Escape character is '^]'.
NICK test
USER test test test test
:irc.st 001 test :Welcome to IRC, test!
:irc.st 002 test :Your host is irc.st on bash-ircd v0.0.1, bash 5.3.3(1)-release
:irc.st 004 test irc.st 0.0.1 i o o
:irc.st 375 test :- irc.st Message of the Day
:irc.st 372 test :- Welcome to a pure Bash IRCd!
:irc.st 372 test :-
:irc.st 372 test :- For more details see https://dgl.cx/bash-ircd
:irc.st 372 test :-
:irc.st 372 test :- Be excellent to each other 😇
:irc.st 376 test :End of /MOTD command.
JOIN #bash
:test!user@host JOIN #bash
:irc.st 353 test = #bash :dgl dg test
:irc.st 366 test #bash :End of /NAMES list
:irc.st 329 test #bash 1761878952
:irc.st 332 test #bash :bash?
:irc.st 333 test #bash dg 0
The accept loadable bash builtin makes it possible to listen on a socket. See
the very end of the script for that.
Then "process-client" runs as another process with stdin/stdout set to the
client (this means echo to send to the client just works). Nicknames are kept
by a user-${name} FIFO on the filesystem.

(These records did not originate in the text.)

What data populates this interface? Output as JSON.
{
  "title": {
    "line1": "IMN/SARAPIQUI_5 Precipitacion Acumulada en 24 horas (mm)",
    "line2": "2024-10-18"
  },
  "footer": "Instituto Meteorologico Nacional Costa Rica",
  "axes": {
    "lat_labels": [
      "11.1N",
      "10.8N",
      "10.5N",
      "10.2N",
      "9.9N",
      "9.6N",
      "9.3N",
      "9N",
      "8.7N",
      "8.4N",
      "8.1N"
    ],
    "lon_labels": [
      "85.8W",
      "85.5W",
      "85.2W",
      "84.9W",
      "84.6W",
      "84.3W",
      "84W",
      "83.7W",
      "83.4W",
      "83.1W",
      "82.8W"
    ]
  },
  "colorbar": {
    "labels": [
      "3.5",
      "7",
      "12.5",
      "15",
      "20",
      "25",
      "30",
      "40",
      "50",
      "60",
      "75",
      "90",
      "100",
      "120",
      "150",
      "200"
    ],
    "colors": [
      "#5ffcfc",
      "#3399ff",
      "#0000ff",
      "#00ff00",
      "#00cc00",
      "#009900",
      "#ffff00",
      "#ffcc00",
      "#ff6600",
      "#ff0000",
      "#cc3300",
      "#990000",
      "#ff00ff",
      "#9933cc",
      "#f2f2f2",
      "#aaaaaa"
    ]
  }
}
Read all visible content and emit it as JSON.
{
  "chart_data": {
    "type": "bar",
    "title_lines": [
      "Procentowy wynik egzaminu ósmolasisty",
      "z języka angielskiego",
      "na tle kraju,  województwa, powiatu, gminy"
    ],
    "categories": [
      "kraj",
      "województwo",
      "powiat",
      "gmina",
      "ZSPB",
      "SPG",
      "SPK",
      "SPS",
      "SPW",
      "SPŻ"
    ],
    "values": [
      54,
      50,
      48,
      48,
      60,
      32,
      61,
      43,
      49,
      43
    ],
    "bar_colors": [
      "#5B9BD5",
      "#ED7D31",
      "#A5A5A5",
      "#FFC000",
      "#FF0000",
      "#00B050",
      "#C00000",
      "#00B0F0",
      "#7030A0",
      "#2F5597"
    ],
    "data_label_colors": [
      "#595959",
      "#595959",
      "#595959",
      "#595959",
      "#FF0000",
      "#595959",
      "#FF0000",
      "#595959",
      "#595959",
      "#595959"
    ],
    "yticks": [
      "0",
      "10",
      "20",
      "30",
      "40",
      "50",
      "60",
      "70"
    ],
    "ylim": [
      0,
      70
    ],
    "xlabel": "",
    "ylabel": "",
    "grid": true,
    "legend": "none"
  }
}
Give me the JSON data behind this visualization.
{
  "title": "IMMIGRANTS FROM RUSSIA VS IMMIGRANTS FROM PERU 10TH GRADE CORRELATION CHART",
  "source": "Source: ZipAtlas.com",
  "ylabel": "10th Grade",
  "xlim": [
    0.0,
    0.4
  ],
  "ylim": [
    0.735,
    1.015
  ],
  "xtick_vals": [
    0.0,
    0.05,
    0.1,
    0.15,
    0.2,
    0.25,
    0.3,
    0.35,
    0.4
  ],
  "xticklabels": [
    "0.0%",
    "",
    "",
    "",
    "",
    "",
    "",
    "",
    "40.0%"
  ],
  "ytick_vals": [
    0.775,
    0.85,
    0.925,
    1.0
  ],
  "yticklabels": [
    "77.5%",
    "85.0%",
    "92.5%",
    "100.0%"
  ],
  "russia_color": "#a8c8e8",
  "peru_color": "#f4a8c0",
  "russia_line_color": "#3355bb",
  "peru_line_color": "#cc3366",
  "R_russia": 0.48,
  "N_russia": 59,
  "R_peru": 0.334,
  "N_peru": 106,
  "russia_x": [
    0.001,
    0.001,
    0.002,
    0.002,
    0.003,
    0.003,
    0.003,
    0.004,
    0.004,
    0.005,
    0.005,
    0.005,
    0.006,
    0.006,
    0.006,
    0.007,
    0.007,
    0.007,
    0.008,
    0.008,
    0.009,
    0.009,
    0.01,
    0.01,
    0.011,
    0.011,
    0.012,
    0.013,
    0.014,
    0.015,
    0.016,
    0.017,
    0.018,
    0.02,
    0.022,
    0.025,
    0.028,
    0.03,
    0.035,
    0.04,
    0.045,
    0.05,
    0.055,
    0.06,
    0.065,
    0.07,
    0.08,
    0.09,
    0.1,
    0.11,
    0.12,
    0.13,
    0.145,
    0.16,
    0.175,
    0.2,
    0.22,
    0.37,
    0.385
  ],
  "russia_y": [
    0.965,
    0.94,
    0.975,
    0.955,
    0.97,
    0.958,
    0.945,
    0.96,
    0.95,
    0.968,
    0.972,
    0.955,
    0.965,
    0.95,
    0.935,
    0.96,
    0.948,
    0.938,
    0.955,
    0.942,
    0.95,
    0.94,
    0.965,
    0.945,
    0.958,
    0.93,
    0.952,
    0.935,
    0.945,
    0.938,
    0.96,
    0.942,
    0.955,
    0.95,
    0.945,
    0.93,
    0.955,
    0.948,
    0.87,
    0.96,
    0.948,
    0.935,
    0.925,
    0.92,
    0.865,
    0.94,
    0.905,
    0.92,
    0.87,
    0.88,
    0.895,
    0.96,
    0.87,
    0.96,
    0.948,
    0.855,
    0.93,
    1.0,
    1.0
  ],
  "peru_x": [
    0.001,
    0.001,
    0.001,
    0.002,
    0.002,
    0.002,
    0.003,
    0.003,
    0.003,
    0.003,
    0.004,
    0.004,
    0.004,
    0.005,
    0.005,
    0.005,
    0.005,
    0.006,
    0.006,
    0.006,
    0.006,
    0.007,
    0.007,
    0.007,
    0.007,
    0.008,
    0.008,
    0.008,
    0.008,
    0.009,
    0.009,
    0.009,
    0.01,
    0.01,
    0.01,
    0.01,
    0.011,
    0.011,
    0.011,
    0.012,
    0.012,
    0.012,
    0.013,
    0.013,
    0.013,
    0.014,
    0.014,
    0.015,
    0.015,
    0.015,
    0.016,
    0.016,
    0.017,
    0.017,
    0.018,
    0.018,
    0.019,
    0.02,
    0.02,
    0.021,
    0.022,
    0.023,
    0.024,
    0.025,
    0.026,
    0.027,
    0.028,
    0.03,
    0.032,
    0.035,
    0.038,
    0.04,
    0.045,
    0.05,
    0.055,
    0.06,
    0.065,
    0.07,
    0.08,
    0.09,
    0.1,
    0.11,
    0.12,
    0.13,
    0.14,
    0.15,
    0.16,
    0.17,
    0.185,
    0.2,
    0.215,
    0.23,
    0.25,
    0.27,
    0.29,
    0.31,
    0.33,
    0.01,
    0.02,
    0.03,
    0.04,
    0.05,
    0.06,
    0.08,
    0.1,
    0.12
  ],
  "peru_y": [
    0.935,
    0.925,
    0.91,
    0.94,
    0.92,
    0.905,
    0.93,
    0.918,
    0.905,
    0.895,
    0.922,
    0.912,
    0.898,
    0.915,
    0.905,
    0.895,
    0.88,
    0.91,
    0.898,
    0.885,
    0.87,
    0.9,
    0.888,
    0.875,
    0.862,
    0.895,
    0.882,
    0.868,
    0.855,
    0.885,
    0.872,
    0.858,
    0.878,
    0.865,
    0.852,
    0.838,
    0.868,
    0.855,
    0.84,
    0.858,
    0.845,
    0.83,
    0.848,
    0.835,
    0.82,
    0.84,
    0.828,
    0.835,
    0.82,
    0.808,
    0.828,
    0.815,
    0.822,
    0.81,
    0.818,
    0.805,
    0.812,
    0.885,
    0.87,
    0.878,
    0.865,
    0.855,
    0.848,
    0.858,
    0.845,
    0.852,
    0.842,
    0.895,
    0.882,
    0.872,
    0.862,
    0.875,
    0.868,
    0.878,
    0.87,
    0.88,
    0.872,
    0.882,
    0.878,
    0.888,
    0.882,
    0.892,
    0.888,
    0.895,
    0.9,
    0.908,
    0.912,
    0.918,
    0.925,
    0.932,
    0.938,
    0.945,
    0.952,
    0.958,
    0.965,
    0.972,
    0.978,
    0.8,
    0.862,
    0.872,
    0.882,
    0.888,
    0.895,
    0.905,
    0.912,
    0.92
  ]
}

Once the client has registered another
process ("watcher") that reads from that FIFO and writes to the client is
started, this means other clients can directly write to the FIFO, which in turn
directly writes to the user's connection.
Channels are plain text files with a nickname per line and are simply expanded by process-client running as the sending user when needing to send to them.
Unlike the original IRC server software, which used non-blocking I/O so it
could efficiently support many clients in a single process, this architecture
results in at least 2 processes per connection, so is hardly scalable. However,
because it uses FIFOs parts of it can be upgraded without disconnecting other
clients. If you ^C ircd.sh (and keep your shell/session running) clients will
stay connected, but new clients cannot connect, until you run ircd.sh again.
As each user is a FIFO, you can use this to send messages to users from outside the IRCd on the server machine:
msg-user() {
local to="$1"
local msg="$2"
echo ':'"${USER}"'!user@host PRIVMSG '"${to} :${msg}" >> "user-${to}"
}This is full of them. Not recommended for production use, in particular the use of FIFOs means there are various cases where a misbehaving client can block sending to them, which could slowly block all messages being sent to a channel. I don't think that is fixable in pure Bash.
I suspect this has some hilarious security holes. You could put stunnel in front of it to make it do TLS, but that's like putting lipstick on a pig.
PRs welcome. This so far has been written without any AI, please disclose any usage.